Carl Andre. Draco, 1979

© Adagp, Paris, 2019 © Fondation Louis Vuitton / Marc Domage

Carl André (1935) was born into a world of builders. His pratique shows a predilection for fundamental materials, reacting to the previous generation of Abstract Expressionism. American painter Frank Stella encouraged him to forge his artistic vocabulary: intimacy with the material, rigorous execution, rejection of all symbolism. Andre swiftly took on sculpture’s fundamental challenges: the relationship with the ground, direct carving. Believing the material to be more interesting in its raw form, rather than carved, he ultimately chose non-intervention, preferring to work with bricks, logs, standard synthetic concrete blocks, metal plates, etc. The essential axiom of his work is the equivalence of form, structure and place. His works have a relationship with their surroundings and, he asserts, have no meaning of their own and bear no trace of his intervention. Among his most famous pieces, the thin plates placed on the ground to be walked upon facilitate the desecration of the work of art: like any object, they can and should wear out. Presented here, Draco (1979-2008) entails an assemblage of Western red cedar timbers which, installed in the middle of the room, inhibit visitors’ movements, emphasising the structure of the space.

The juxtaposition of these artists reveals the richness of seemingly conflicting artistic currents, between violently coloured expressive freedom and unvarnished geometric rigor. The shared radical nature of their approaches creates tension around and between their works and the space they occupy.

The artists

Joan Mitchell

Joan Mitchell was trained and achieved recognition in the New York scene in the 1950s before gradually settling in Paris at the end of the decade and establishing her studio in 1968 in Vétheuil—where Claude Monet lived for several years. 
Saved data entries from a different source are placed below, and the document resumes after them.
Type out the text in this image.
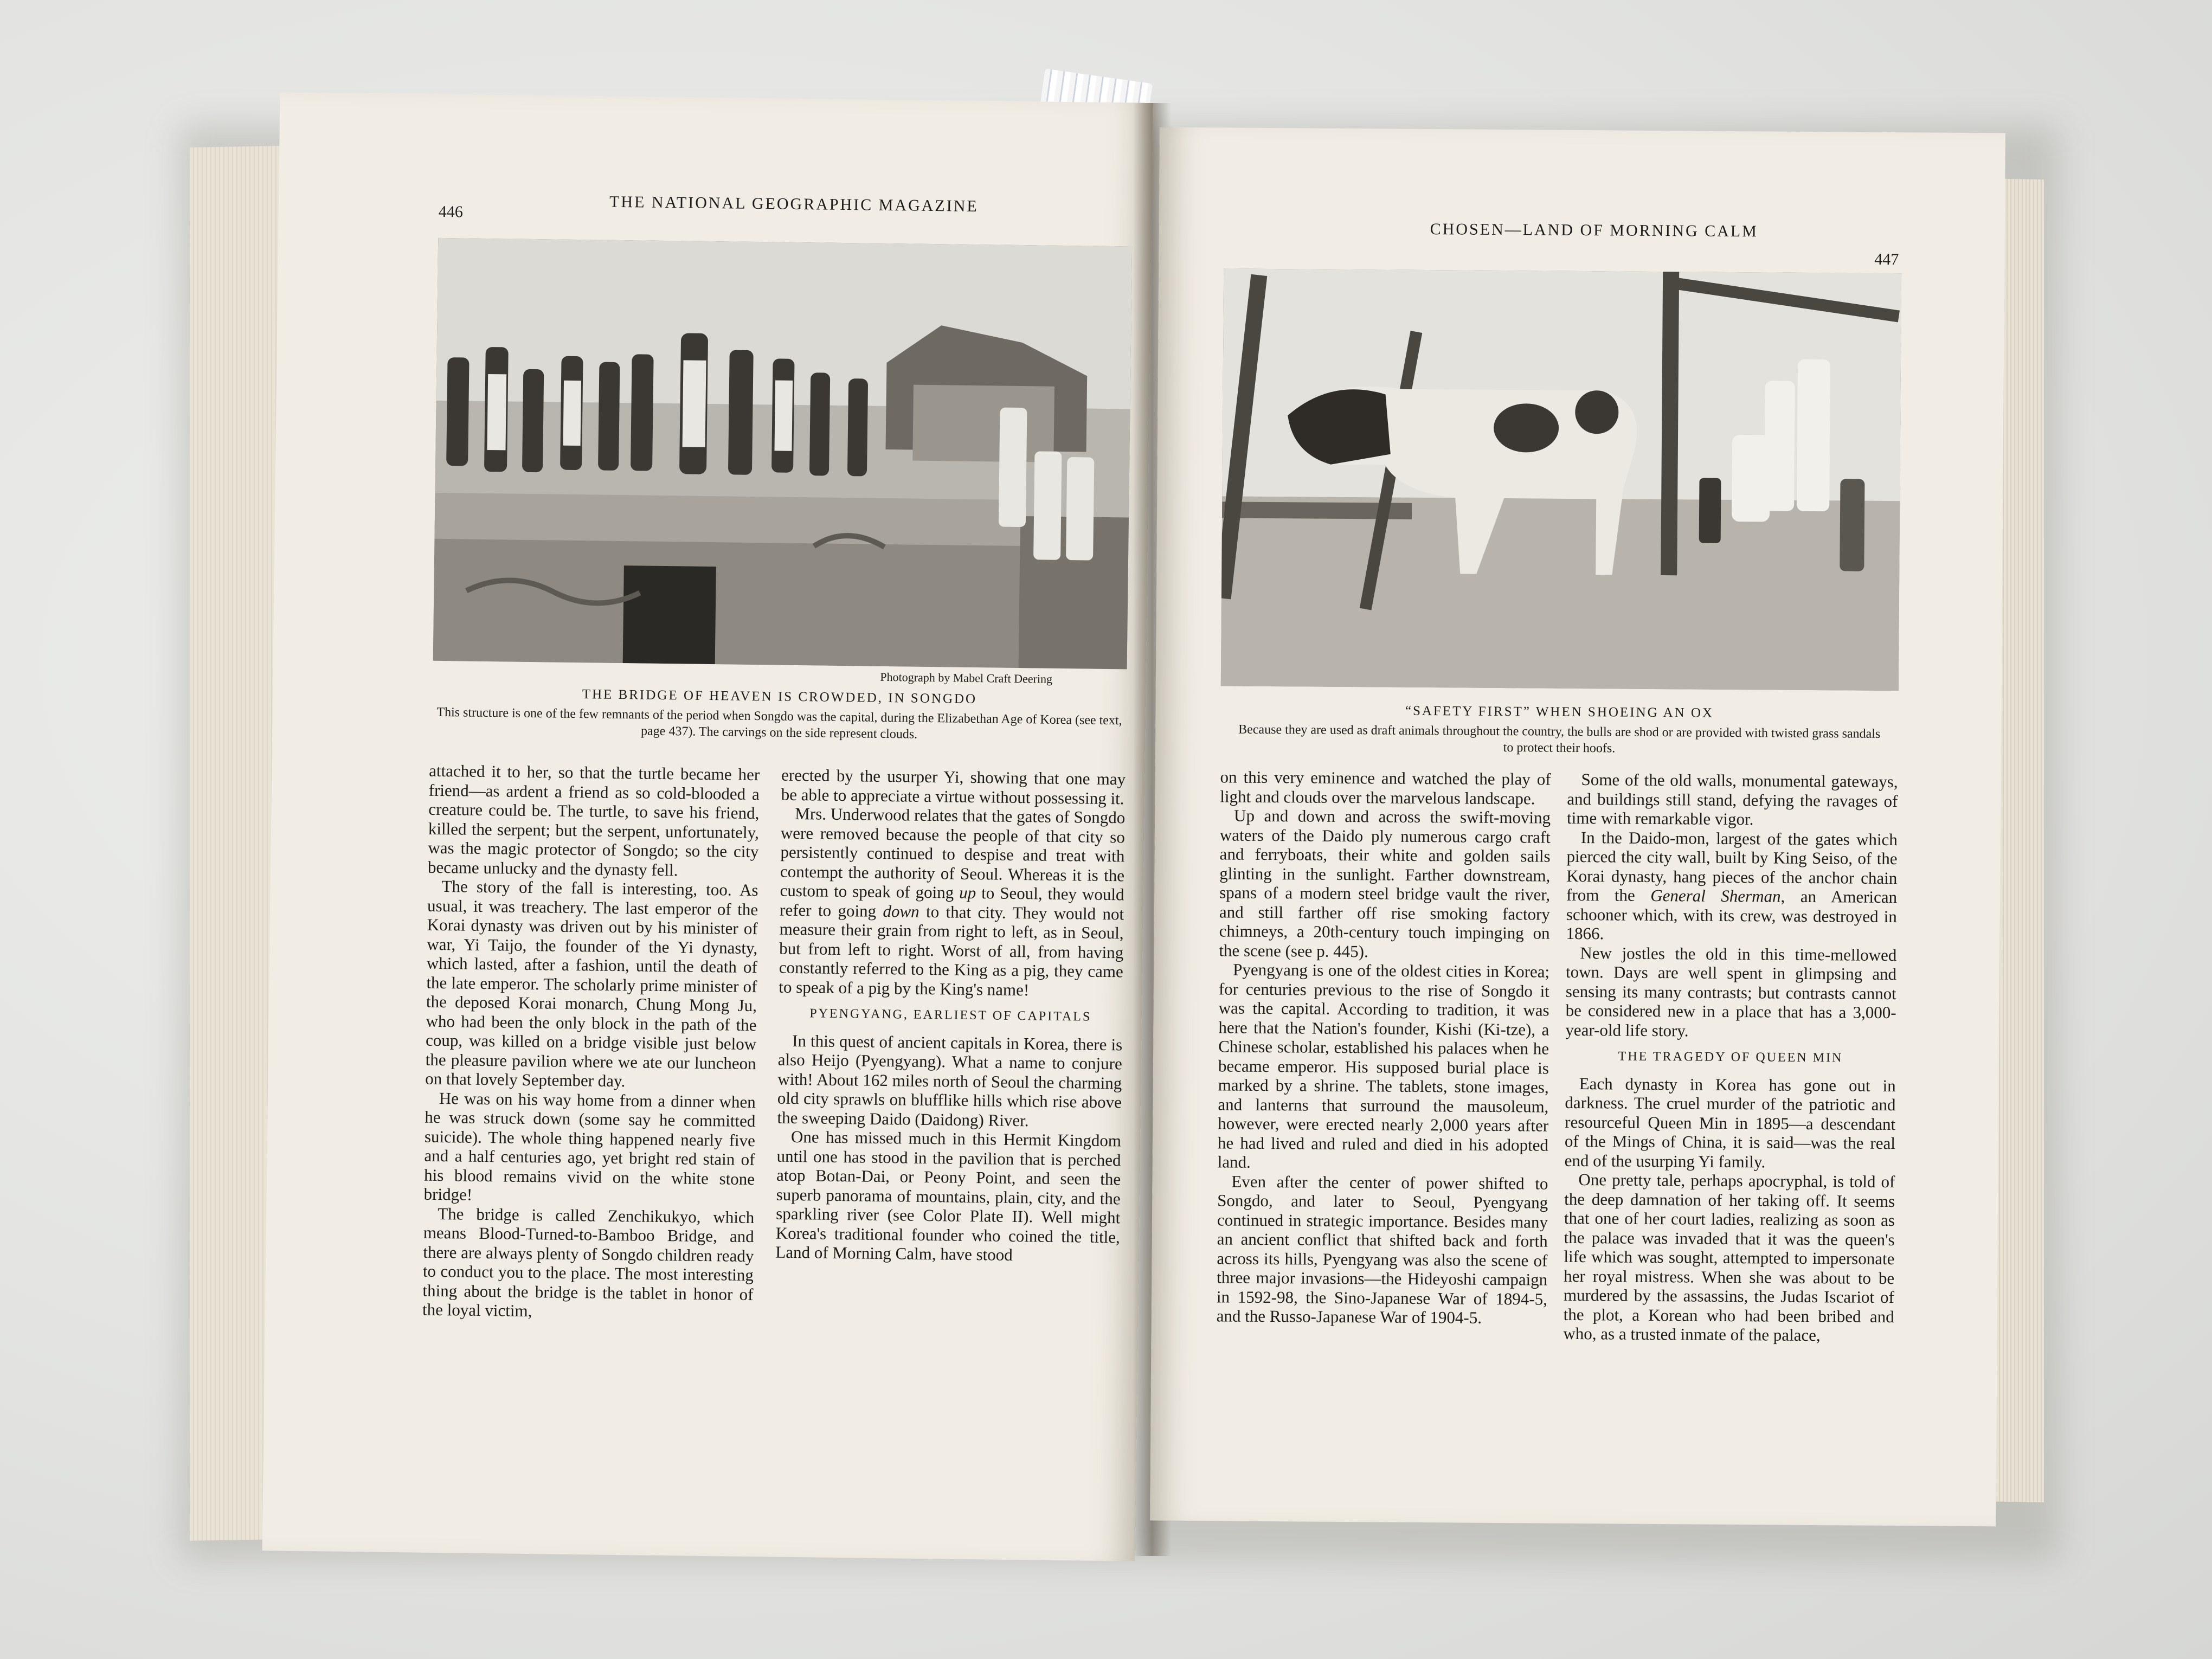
446	THE NATIONAL GEOGRAPHIC MAGAZINE
Photograph by Mabel Craft Deering
THE BRIDGE OF HEAVEN IS CROWDED, IN SONGDO
This structure is one of the few remnants of the period when Songdo was the capital, during the Elizabethan Age of Korea (see text, page 437). The carvings on the side represent clouds.

attached it to her, so that the turtle became her friend—as ardent a friend as so cold-blooded a creature could be. The turtle, to save his friend, killed the serpent; but the serpent, unfortunately, was the magic protector of Songdo; so the city became unlucky and the dynasty fell.

The story of the fall is interesting, too. As usual, it was treachery. The last emperor of the Korai dynasty was driven out by his minister of war, Yi Taijo, the founder of the Yi dynasty, which lasted, after a fashion, until the death of the late emperor. The scholarly prime minister of the deposed Korai monarch, Chung Mong Ju, who had been the only block in the path of the coup, was killed on a bridge visible just below the pleasure pavilion where we ate our luncheon on that lovely September day.

He was on his way home from a dinner when he was struck down (some say he committed suicide). The whole thing happened nearly five and a half centuries ago, yet bright red stain of his blood remains vivid on the white stone bridge!

The bridge is called Zenchikukyo, which means Blood-Turned-to-Bamboo Bridge, and there are always plenty of Songdo children ready to conduct you to the place. The most interesting thing about the bridge is the tablet in honor of the loyal victim,

erected by the usurper Yi, showing that one may be able to appreciate a virtue without possessing it.

Mrs. Underwood relates that the gates of Songdo were removed because the people of that city so persistently continued to despise and treat with contempt the authority of Seoul. Whereas it is the custom to speak of going up to Seoul, they would refer to going down to that city. They would not measure their grain from right to left, as in Seoul, but from left to right. Worst of all, from having constantly referred to the King as a pig, they came to speak of a pig by the King's name!

PYENGYANG, EARLIEST OF CAPITALS

In this quest of ancient capitals in Korea, there is also Heijo (Pyengyang). What a name to conjure with! About 162 miles north of Seoul the charming old city sprawls on blufflike hills which rise above the sweeping Daido (Daidong) River.

One has missed much in this Hermit Kingdom until one has stood in the pavilion that is perched atop Botan-Dai, or Peony Point, and seen the superb panorama of mountains, plain, city, and the sparkling river (see Color Plate II). Well might Korea's traditional founder who coined the title, Land of Morning Calm, have stood

CHOSEN—LAND OF MORNING CALM
447
“SAFETY FIRST” WHEN SHOEING AN OX
Because they are used as draft animals throughout the country, the bulls are shod or are provided with twisted grass sandals to protect their hoofs.

on this very eminence and watched the play of light and clouds over the marvelous landscape.

Up and down and across the swift-moving waters of the Daido ply numerous cargo craft and ferryboats, their white and golden sails glinting in the sunlight. Farther downstream, spans of a modern steel bridge vault the river, and still farther off rise smoking factory chimneys, a 20th-century touch impinging on the scene (see p. 445).

Pyengyang is one of the oldest cities in Korea; for centuries previous to the rise of Songdo it was the capital. According to tradition, it was here that the Nation's founder, Kishi (Ki-tze), a Chinese scholar, established his palaces when he became emperor. His supposed burial place is marked by a shrine. The tablets, stone images, and lanterns that surround the mausoleum, however, were erected nearly 2,000 years after he had lived and ruled and died in his adopted land.

Even after the center of power shifted to Songdo, and later to Seoul, Pyengyang continued in strategic importance. Besides many an ancient conflict that shifted back and forth across its hills, Pyengyang was also the scene of three major invasions—the Hideyoshi campaign in 1592-98, the Sino-Japanese War of 1894-5, and the Russo-Japanese War of 1904-5.

Some of the old walls, monumental gateways, and buildings still stand, defying the ravages of time with remarkable vigor.

In the Daido-mon, largest of the gates which pierced the city wall, built by King Seiso, of the Korai dynasty, hang pieces of the anchor chain from the General Sherman, an American schooner which, with its crew, was destroyed in 1866.

New jostles the old in this time-mellowed town. Days are well spent in glimpsing and sensing its many contrasts; but contrasts cannot be considered new in a place that has a 3,000-year-old life story.

THE TRAGEDY OF QUEEN MIN

Each dynasty in Korea has gone out in darkness. The cruel murder of the patriotic and resourceful Queen Min in 1895—a descendant of the Mings of China, it is said—was the real end of the usurping Yi family.

One pretty tale, perhaps apocryphal, is told of the deep damnation of her taking off. It seems that one of her court ladies, realizing as soon as the palace was invaded that it was the queen's life which was sought, attempted to impersonate her royal mistress. When she was about to be murdered by the assassins, the Judas Iscariot of the plot, a Korean who had been bribed and who, as a trusted inmate of the palace,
The importance given to gesture, the choice of imposing formats, and the use of pure colors all place her work within American Abstract Expressionism. But this lyrical grammar encounters an interior version connected to landscape and nature, and conveys its vitality. Mitchell worked from memory. She painted neither reality nor memories, but rather her perception of things and space. Her recurrent use of panel painting enabled her to control the composition of her paintings in which strident, overlapping colors create tension, while contributing to overall harmony.

Carl Andre

Carl Andre moved to New York in 1957 after briefly studying Arts in Massachusetts. He wrote poetry and created small sculptures. He quickly became interested in the properties of matter: form, density, and surface. 
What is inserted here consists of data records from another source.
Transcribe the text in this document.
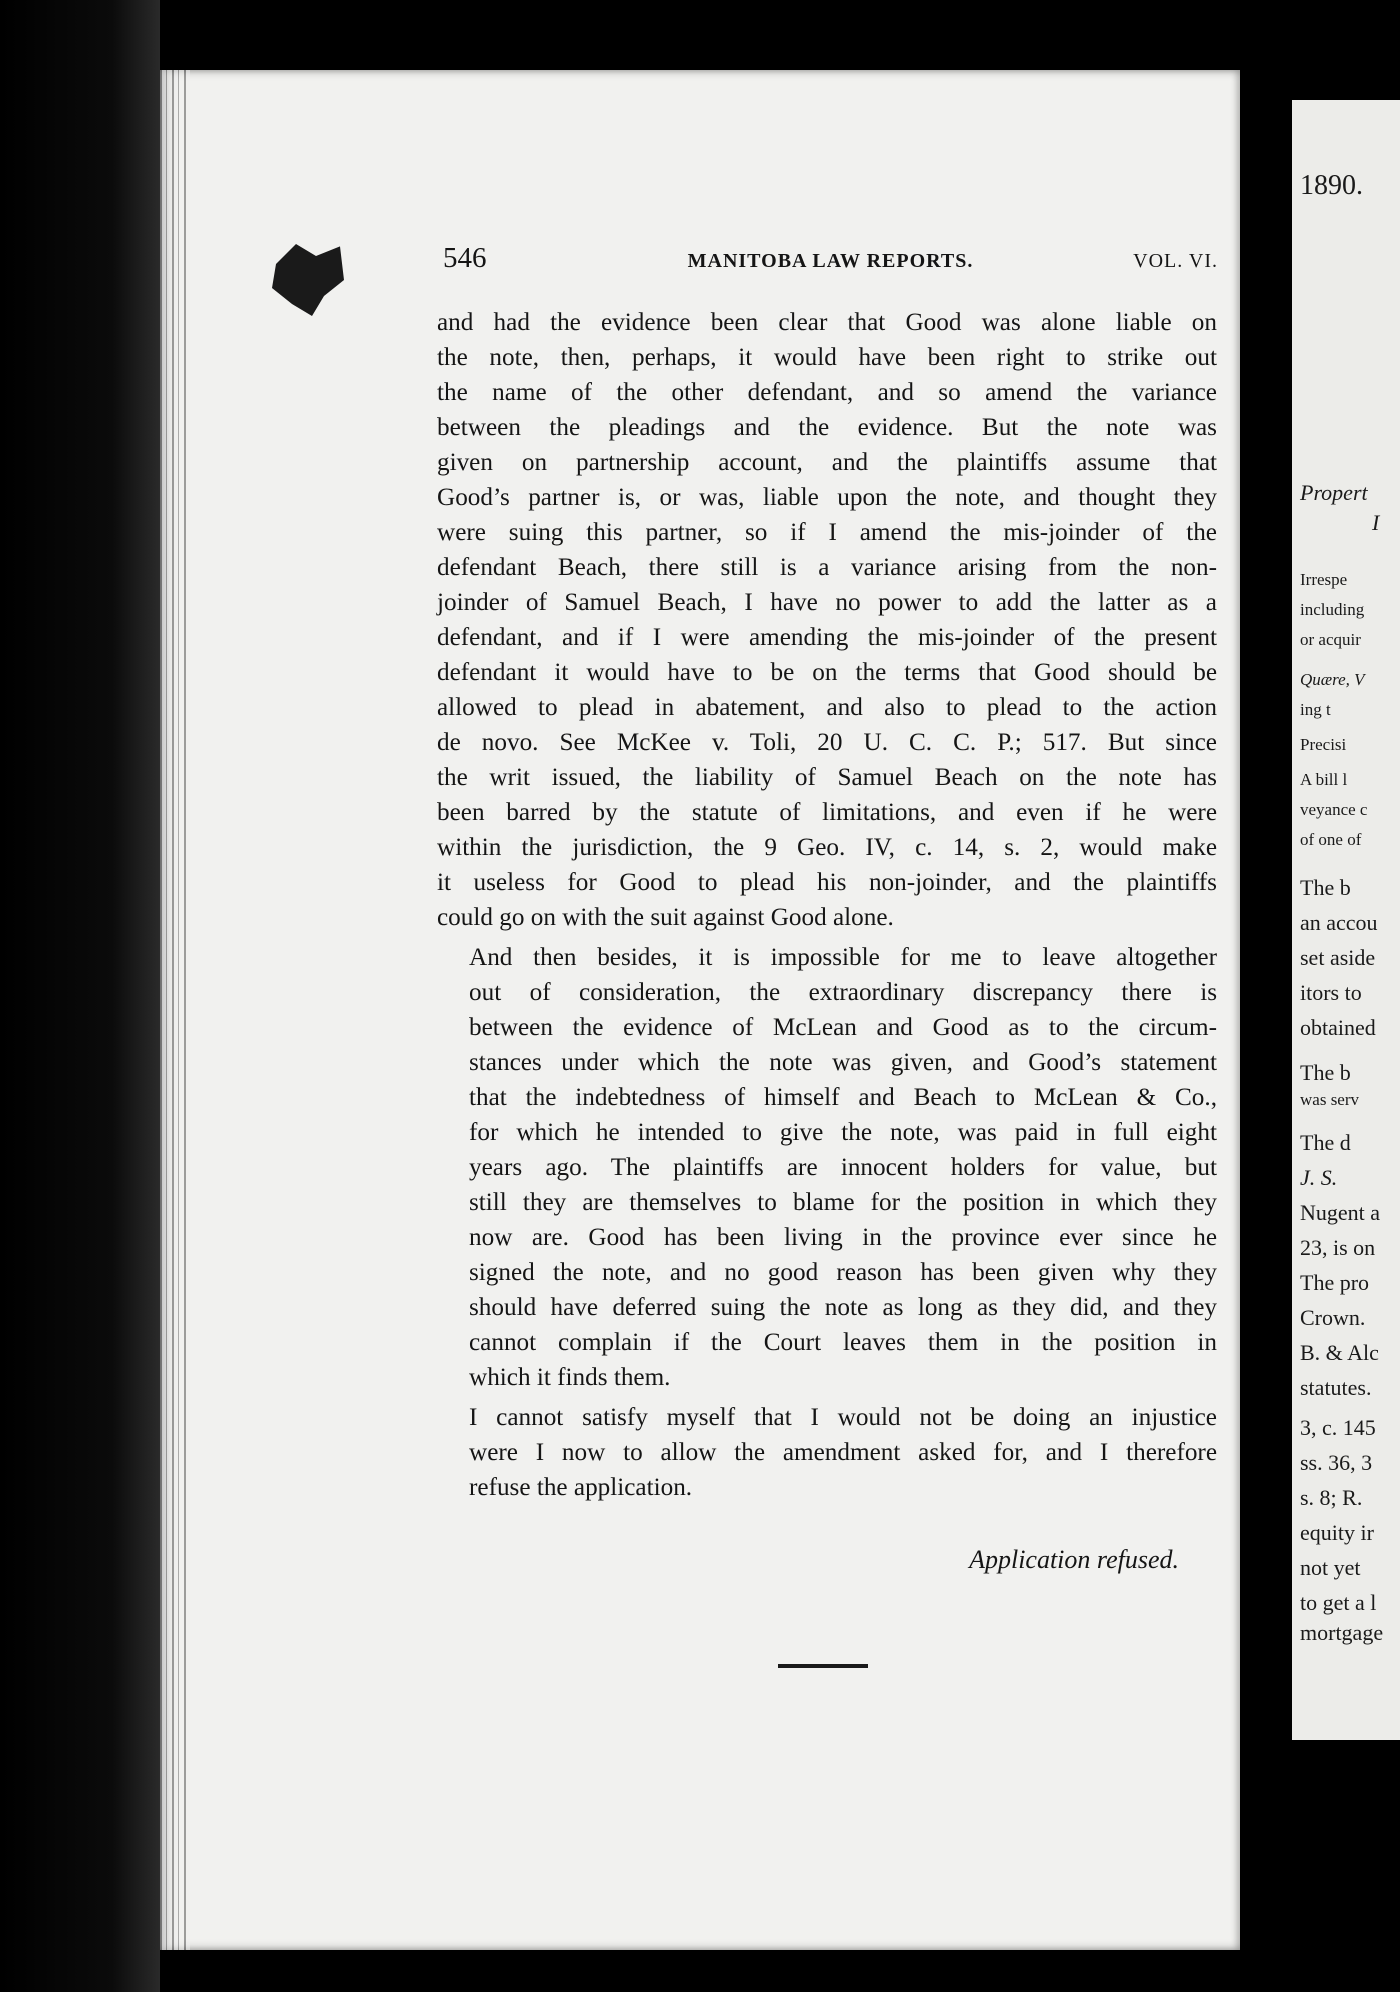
546	MANITOBA LAW REPORTS.	VOL. VI.

and had the evidence been clear that Good was alone liable on
the note, then, perhaps, it would have been right to strike out
the name of the other defendant, and so amend the variance
between the pleadings and the evidence. But the note was
given on partnership account, and the plaintiffs assume that
Good’s partner is, or was, liable upon the note, and thought they
were suing this partner, so if I amend the mis-joinder of the
defendant Beach, there still is a variance arising from the non-
joinder of Samuel Beach, I have no power to add the latter as a
defendant, and if I were amending the mis-joinder of the present
defendant it would have to be on the terms that Good should be
allowed to plead in abatement, and also to plead to the action
de novo. See McKee v. Toli, 20 U. C. C. P.; 517. But since
the writ issued, the liability of Samuel Beach on the note has
been barred by the statute of limitations, and even if he were
within the jurisdiction, the 9 Geo. IV, c. 14, s. 2, would make
it useless for Good to plead his non-joinder, and the plaintiffs
could go on with the suit against Good alone.

And then besides, it is impossible for me to leave altogether
out of consideration, the extraordinary discrepancy there is
between the evidence of McLean and Good as to the circum-
stances under which the note was given, and Good’s statement
that the indebtedness of himself and Beach to McLean & Co.,
for which he intended to give the note, was paid in full eight
years ago. The plaintiffs are innocent holders for value, but
still they are themselves to blame for the position in which they
now are. Good has been living in the province ever since he
signed the note, and no good reason has been given why they
should have deferred suing the note as long as they did, and they
cannot complain if the Court leaves them in the position in
which it finds them.

I cannot satisfy myself that I would not be doing an injustice
were I now to allow the amendment asked for, and I therefore
refuse the application.

Application refused.
1890.
Propert
I
Irrespe
including
or acquir
Quære, V
ing t
Precisi
A bill l
veyance c
of one of
The b
an accou
set aside
itors to
obtained
The b
was serv
The d
J. S.
Nugent a
23, is on
The pro
Crown.
B. & Alc
statutes.
3, c. 145
ss. 36, 3
s. 8; R.
equity ir
not yet
to get a l
mortgage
In 1958, he began using industrial materials (wood, metal plates, brick), which he assembled himself according to each exhibition space. From then on, he continued to respond to the spaces proposed by galleries, museums, and cities by using elements found on site. His conception of sculpture evolved throughout the 1960s. First conceiving it as form, he then shifted his focus to structure, before thinking of it as space. His pieces, created according to a precise intent for specific places, were then presented differently, according to specific exhibition spaces.